Dec. 19, 2013
Dream On is a somewhat strange film about two teenagers who meet at a campground in 1987 and make a promise regarding their futures. It was written and directed by Lloyd Eyre-Morgan, based on his own play of the same name.
When the film opens, Denise (Janet Bamford) and her teenage son Paul (Bradley Cross) have arrived at a sad-looking campground by the sea. I love any film that opens with the words “Bloody hell fire,” as this one does. That is Denise’s reaction to the place, and she then adds that the place looks nothing like the brochure her mother had sent them.
Paul soon meets George (Joe Gosling) who has been coming to this campground with his father since he was four years old. However, this time his father hasn’t quite bothered to show up, and George is on his own. Paul tells him that his mom “is into all this self-help and crystal healing stuff” since his dad walked out. George gives him one of his purloined comic books, and a little later Paul reads it, upsetting his mother, who says, “You can poke me with a stick when the food’s ready if you don’t want to open your gob and talk to me.” Paul then does poke her with a stick, further upsetting his mother.
Paul comes across as overly awkward, due in large part to his voice. Though he is supposed to be sixteen, he looks older, but acts younger. He’s a nervous chap who is intimated by his mother. His nervousness is a bit over-the-top at times. Like, he admits at one point that his mother dressed him.
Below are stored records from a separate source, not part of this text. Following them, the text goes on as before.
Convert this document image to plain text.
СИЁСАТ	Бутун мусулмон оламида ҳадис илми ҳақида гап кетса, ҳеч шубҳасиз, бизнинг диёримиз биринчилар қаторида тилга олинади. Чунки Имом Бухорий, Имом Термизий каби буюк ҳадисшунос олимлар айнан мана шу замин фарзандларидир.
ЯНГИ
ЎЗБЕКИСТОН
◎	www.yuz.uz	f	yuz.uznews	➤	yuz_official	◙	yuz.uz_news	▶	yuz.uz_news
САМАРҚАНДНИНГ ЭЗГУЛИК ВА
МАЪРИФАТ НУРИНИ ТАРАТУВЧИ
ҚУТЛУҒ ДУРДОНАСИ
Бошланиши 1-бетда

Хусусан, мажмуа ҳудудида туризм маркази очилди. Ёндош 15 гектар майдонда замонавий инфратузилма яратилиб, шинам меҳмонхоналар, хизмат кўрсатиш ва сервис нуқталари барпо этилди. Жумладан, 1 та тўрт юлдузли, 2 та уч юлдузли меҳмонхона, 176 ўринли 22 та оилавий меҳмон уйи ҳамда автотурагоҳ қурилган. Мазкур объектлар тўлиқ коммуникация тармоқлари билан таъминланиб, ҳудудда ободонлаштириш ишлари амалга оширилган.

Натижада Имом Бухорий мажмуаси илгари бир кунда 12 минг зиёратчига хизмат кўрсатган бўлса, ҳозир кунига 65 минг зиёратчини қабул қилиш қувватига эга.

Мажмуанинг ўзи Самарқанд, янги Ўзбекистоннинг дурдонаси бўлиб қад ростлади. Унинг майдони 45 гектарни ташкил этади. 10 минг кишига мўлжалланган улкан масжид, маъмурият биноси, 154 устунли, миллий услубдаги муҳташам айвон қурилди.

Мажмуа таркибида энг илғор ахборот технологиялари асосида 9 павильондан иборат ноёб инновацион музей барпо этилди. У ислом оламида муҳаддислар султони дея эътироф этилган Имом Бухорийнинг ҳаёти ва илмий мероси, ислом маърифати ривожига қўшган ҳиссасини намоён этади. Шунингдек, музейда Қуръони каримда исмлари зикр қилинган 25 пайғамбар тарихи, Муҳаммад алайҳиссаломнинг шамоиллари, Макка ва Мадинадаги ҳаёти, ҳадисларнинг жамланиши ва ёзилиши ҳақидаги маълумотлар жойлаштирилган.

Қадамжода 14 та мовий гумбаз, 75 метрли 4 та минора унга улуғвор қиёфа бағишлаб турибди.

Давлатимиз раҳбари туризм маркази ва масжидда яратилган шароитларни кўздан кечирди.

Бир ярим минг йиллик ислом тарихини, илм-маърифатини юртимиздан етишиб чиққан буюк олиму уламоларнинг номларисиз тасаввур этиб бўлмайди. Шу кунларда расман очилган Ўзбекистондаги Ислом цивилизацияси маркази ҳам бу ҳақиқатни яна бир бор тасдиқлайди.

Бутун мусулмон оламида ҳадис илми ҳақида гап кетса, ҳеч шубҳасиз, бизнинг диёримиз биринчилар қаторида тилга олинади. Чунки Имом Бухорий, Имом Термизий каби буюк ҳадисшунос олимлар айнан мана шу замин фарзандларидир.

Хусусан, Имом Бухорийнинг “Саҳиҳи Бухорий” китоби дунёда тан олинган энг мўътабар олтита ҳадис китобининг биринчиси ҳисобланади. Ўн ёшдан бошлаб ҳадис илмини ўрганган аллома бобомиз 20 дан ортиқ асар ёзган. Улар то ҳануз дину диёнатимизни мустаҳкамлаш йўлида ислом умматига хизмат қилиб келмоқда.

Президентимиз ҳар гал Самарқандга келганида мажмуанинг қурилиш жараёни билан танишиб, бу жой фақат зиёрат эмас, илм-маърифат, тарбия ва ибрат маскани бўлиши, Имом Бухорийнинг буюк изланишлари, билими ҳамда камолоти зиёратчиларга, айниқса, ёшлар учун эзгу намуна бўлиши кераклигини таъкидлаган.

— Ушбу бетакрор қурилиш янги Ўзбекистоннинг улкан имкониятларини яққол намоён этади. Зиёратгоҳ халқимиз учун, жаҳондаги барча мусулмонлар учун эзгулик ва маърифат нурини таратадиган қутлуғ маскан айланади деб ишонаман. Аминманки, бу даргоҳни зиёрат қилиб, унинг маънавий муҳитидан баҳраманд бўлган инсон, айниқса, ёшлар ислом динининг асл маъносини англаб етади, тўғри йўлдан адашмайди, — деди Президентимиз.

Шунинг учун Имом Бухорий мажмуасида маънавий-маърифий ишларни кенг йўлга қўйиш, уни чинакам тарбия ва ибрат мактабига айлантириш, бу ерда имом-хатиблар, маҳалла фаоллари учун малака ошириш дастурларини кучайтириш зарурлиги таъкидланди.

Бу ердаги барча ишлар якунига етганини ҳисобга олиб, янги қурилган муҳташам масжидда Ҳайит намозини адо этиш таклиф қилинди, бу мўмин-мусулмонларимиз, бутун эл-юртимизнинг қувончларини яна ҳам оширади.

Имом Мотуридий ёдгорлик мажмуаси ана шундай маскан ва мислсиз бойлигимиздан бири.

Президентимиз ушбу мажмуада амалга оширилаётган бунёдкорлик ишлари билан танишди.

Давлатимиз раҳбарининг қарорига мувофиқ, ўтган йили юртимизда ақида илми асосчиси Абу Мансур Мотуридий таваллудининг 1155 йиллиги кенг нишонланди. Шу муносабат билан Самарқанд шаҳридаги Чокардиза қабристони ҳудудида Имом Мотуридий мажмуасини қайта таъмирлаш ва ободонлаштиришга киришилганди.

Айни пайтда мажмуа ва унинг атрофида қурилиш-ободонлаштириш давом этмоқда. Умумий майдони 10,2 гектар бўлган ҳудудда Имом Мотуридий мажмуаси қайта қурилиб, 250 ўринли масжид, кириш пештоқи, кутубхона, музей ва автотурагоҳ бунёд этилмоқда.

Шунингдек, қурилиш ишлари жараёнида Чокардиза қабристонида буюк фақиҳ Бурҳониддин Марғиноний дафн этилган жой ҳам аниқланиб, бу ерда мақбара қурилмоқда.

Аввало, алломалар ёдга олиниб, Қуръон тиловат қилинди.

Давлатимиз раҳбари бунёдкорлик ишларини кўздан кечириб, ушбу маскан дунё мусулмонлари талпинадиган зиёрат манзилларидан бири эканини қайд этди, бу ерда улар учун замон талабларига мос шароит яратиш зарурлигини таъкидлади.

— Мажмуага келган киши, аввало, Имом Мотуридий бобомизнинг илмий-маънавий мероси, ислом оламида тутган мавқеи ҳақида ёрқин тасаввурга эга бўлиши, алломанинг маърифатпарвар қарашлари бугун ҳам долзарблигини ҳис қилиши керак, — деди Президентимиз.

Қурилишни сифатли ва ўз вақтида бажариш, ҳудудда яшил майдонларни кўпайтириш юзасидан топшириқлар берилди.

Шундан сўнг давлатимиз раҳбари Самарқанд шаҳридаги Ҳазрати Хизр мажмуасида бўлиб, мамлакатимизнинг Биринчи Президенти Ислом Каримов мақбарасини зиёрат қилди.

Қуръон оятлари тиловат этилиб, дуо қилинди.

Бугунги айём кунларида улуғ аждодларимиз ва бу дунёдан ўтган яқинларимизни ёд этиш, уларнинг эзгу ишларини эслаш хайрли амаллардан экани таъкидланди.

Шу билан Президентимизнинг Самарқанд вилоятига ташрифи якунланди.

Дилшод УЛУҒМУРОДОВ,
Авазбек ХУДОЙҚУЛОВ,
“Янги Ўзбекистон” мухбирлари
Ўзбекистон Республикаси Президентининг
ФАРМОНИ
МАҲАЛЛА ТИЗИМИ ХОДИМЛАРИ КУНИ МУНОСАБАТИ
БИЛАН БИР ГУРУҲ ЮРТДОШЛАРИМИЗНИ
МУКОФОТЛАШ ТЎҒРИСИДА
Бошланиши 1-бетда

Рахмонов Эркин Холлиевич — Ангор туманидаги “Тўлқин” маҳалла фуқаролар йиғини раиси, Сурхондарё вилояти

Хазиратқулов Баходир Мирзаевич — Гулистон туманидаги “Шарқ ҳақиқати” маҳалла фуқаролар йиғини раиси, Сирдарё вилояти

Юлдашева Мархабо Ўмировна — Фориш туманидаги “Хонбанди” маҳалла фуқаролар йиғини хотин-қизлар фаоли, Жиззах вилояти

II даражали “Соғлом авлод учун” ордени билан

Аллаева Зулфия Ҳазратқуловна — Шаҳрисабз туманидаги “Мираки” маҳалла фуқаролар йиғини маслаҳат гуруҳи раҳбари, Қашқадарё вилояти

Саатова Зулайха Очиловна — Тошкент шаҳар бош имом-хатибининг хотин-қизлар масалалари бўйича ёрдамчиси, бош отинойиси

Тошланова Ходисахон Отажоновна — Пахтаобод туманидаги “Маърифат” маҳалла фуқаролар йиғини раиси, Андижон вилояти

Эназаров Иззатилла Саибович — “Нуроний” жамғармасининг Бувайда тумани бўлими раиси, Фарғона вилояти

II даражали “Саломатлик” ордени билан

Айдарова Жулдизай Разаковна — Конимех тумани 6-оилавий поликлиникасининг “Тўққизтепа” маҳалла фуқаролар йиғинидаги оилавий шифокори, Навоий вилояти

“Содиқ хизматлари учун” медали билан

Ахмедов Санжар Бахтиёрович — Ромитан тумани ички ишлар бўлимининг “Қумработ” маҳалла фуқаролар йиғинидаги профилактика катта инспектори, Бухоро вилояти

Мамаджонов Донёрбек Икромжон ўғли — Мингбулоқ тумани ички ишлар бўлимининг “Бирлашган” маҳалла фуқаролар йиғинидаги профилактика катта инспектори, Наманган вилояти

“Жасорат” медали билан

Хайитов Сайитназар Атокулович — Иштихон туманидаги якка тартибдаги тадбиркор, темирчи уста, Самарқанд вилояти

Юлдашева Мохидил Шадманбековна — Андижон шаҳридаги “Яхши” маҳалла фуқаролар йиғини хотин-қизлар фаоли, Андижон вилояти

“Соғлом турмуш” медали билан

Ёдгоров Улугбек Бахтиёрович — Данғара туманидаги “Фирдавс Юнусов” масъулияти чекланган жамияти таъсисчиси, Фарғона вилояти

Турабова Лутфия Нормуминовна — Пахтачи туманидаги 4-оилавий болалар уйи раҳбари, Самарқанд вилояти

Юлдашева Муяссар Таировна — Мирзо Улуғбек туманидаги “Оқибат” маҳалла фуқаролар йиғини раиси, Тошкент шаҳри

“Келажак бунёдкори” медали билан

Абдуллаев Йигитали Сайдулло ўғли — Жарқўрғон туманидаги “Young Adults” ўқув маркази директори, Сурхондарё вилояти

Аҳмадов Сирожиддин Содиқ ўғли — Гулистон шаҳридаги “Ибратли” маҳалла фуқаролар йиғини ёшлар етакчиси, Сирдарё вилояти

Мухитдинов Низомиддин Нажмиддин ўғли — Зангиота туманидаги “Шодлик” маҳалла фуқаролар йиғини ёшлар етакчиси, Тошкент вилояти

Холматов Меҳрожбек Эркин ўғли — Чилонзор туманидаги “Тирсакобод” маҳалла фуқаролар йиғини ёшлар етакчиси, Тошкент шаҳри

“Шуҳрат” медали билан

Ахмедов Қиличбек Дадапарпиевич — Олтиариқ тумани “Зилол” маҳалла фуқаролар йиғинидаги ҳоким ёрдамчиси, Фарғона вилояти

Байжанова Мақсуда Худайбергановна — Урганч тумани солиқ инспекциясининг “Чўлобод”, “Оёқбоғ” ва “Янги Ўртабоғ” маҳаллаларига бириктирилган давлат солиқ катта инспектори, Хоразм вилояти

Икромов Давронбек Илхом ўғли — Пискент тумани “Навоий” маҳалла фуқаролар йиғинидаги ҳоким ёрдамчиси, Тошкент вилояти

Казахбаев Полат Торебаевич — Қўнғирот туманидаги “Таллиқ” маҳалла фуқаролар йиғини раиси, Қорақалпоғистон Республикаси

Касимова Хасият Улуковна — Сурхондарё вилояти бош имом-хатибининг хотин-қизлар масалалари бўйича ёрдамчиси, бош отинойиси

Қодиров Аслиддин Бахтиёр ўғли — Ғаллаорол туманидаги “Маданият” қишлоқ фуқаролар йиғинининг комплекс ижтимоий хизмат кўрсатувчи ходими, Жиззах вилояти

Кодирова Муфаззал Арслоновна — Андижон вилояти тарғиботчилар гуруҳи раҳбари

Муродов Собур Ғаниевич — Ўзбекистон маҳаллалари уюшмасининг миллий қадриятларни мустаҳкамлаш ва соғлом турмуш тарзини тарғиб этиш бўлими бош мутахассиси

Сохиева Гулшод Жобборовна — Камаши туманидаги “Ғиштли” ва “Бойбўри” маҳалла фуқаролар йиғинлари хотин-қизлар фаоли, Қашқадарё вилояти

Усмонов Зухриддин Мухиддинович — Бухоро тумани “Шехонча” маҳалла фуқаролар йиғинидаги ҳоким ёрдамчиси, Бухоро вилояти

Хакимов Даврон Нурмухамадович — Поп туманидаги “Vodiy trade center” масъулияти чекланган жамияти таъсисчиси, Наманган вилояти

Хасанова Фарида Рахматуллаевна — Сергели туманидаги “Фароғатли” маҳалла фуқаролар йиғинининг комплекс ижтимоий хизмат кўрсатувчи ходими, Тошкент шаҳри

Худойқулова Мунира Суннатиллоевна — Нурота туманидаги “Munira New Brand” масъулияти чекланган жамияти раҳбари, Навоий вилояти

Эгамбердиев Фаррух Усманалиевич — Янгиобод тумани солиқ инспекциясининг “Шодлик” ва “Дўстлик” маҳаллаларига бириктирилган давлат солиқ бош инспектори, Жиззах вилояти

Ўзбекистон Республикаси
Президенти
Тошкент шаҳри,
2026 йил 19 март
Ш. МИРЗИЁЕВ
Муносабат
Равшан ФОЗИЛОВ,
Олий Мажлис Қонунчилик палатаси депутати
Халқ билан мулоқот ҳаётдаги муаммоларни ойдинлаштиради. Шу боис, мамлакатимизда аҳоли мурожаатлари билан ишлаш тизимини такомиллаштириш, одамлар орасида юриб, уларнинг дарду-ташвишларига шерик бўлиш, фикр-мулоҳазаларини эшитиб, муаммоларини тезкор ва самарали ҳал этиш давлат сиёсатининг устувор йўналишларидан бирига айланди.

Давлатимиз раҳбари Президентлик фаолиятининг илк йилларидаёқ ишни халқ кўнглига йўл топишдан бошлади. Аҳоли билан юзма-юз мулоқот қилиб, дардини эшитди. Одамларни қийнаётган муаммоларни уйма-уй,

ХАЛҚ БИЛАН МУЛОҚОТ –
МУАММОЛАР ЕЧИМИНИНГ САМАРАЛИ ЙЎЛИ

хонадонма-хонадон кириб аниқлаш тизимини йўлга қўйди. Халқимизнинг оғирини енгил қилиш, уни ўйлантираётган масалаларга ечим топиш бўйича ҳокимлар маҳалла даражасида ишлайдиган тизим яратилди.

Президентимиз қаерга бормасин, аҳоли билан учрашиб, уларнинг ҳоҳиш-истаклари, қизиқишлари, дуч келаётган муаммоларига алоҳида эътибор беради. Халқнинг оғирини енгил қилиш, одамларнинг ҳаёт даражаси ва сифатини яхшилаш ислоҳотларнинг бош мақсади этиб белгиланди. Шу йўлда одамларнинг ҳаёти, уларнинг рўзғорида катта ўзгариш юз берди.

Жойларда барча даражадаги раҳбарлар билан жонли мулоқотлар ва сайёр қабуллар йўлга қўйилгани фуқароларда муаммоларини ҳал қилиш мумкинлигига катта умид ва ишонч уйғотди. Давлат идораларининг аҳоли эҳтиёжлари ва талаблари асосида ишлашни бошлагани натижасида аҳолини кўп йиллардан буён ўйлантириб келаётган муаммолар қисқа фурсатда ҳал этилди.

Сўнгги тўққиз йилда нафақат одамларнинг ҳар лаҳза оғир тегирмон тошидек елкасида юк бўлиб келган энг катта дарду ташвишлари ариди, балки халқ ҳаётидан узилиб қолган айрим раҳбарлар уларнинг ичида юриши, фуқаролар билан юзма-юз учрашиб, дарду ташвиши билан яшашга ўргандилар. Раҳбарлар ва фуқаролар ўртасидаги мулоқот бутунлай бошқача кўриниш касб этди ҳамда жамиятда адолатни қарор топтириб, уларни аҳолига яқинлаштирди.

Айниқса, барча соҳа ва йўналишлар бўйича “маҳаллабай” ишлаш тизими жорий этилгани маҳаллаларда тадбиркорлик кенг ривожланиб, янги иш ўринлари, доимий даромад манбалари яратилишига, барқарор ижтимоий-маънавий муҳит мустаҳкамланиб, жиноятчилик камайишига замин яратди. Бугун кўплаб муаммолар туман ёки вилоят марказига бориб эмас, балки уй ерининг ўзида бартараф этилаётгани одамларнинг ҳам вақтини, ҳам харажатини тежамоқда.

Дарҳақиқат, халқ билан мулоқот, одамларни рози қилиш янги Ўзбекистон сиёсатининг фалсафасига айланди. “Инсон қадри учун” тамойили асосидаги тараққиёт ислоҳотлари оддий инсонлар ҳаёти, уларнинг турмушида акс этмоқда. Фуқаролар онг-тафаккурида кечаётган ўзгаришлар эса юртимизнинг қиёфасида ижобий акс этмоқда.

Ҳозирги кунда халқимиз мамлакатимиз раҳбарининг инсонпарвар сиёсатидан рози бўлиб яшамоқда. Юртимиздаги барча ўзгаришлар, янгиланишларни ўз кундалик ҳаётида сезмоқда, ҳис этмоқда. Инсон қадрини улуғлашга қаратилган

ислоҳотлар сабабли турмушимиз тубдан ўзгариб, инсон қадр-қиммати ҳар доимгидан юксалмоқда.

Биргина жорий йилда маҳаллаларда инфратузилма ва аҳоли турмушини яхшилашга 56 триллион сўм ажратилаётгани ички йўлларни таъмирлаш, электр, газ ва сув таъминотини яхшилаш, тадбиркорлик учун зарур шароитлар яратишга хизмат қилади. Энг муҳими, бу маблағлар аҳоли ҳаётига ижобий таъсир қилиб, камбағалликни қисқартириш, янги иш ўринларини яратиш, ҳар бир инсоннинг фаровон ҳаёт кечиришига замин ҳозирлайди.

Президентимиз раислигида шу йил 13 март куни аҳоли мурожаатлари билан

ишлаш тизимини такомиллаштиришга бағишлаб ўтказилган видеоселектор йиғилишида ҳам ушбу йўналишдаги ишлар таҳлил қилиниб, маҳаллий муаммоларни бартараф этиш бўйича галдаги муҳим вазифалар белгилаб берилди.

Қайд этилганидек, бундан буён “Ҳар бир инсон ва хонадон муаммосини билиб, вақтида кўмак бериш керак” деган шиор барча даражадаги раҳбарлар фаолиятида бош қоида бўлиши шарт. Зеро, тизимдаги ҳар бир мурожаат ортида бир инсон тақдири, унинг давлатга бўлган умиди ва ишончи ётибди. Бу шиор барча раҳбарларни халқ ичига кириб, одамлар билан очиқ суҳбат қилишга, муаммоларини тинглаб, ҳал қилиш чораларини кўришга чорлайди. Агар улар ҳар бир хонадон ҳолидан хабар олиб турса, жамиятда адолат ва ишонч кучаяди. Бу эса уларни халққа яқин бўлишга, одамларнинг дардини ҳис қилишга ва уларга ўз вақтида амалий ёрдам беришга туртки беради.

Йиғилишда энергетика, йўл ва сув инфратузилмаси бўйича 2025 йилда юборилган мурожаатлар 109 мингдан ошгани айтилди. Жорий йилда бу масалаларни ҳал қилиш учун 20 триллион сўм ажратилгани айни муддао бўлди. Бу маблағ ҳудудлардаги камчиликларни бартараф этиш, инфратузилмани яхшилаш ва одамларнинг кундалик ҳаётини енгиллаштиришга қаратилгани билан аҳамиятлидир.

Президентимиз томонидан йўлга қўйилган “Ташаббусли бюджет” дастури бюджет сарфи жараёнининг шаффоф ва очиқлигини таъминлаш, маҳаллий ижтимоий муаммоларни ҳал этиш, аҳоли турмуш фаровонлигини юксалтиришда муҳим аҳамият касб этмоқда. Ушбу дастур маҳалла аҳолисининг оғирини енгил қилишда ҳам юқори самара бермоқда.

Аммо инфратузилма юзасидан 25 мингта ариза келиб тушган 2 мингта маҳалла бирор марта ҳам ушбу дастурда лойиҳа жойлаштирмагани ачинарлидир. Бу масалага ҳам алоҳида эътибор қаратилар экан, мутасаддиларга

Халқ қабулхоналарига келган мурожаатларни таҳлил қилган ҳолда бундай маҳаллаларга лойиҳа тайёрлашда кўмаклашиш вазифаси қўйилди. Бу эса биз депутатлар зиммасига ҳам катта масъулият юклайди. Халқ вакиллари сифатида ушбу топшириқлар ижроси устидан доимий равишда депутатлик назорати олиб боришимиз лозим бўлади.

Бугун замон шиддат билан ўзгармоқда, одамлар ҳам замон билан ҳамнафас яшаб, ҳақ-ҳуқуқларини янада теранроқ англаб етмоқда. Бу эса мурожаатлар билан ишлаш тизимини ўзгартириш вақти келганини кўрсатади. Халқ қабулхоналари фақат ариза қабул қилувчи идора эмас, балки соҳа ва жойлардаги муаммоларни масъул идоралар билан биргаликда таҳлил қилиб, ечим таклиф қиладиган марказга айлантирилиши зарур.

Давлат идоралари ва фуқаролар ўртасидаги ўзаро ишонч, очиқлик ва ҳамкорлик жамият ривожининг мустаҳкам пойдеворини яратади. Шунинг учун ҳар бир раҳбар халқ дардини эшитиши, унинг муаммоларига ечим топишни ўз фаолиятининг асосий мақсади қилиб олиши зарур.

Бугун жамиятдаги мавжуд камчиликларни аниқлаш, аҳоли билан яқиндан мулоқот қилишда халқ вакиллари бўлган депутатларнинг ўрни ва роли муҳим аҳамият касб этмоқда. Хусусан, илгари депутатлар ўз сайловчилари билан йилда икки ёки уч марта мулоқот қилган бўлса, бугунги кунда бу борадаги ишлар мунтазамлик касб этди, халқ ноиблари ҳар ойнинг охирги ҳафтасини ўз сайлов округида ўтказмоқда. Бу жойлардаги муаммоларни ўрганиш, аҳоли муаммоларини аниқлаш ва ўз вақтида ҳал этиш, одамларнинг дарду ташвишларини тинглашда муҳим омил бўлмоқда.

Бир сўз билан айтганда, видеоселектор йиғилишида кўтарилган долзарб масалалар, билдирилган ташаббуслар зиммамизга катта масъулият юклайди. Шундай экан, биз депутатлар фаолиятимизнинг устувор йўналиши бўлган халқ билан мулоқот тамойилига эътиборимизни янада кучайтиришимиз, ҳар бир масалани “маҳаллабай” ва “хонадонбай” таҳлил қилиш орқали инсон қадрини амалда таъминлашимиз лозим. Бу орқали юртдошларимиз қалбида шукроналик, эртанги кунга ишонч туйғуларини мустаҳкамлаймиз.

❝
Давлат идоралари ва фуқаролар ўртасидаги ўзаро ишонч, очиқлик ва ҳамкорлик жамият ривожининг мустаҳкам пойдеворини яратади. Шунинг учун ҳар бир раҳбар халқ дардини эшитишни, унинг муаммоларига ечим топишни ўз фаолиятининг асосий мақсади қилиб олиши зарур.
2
A father and daughter run the campground, and the father, Norman (Matthew Seber), takes a shine to Denise, while the daughter, Angharad (Emily Spowage), flirts with George.
The film has an odd feel to it, like part dark comedy, part sweet coming-of-age story, part family drama. There’s a kind of sweet montage of Paul and George hanging out together. And in one shot, Angharad is off to the side, but trying to be the center of attention. It’s brief, but funny. She then spies on George. When George doesn’t respond favorably to her none-too-subtle flirting, she lashes out: “You must be gay. Like I’m irresistible.”
She’s not irresistible, but he is gay. And when he and Paul spend the night together, looking up at the stars, they make a promise to each other. They will work to save money and then meet again in one year to follow George’s dream of moving to Australia and opening a bar. Sure, it’s not the grandest of dreams, but it’s one that seems feasible.
The film then jumps to the following year, as Paul makes his way back to the campground. The second half of the film is a lot more serious in tone. One thing I love is that the characters have changed a bit, particularly Angharad. She has grown up a bit, and is much more likeable. And though the film is really about Paul and George, I am glad she is allowed her moments. There is a brief scene in the later part of the film where her father hugs her, and it’s a truly sweet moment.
Yes, the film does suffer from a bit of cheesy, melodramatic dialogue. But it’s generally enjoyable. And toward the end there’s a great surprising bit with a female bartender and a girl named Trish.
The DVD includes one deleted scene – an early scene at the campground, where Norman invites Denise and Paul to go for a walk. There is also some footage shot during a performance of the original play, when the boys first kiss, and then when Paul’s mom catches them in bed. The DVD also includes the film’s trailer.
Dream On was released on DVD on November 12, 2013 through TLA Releasing.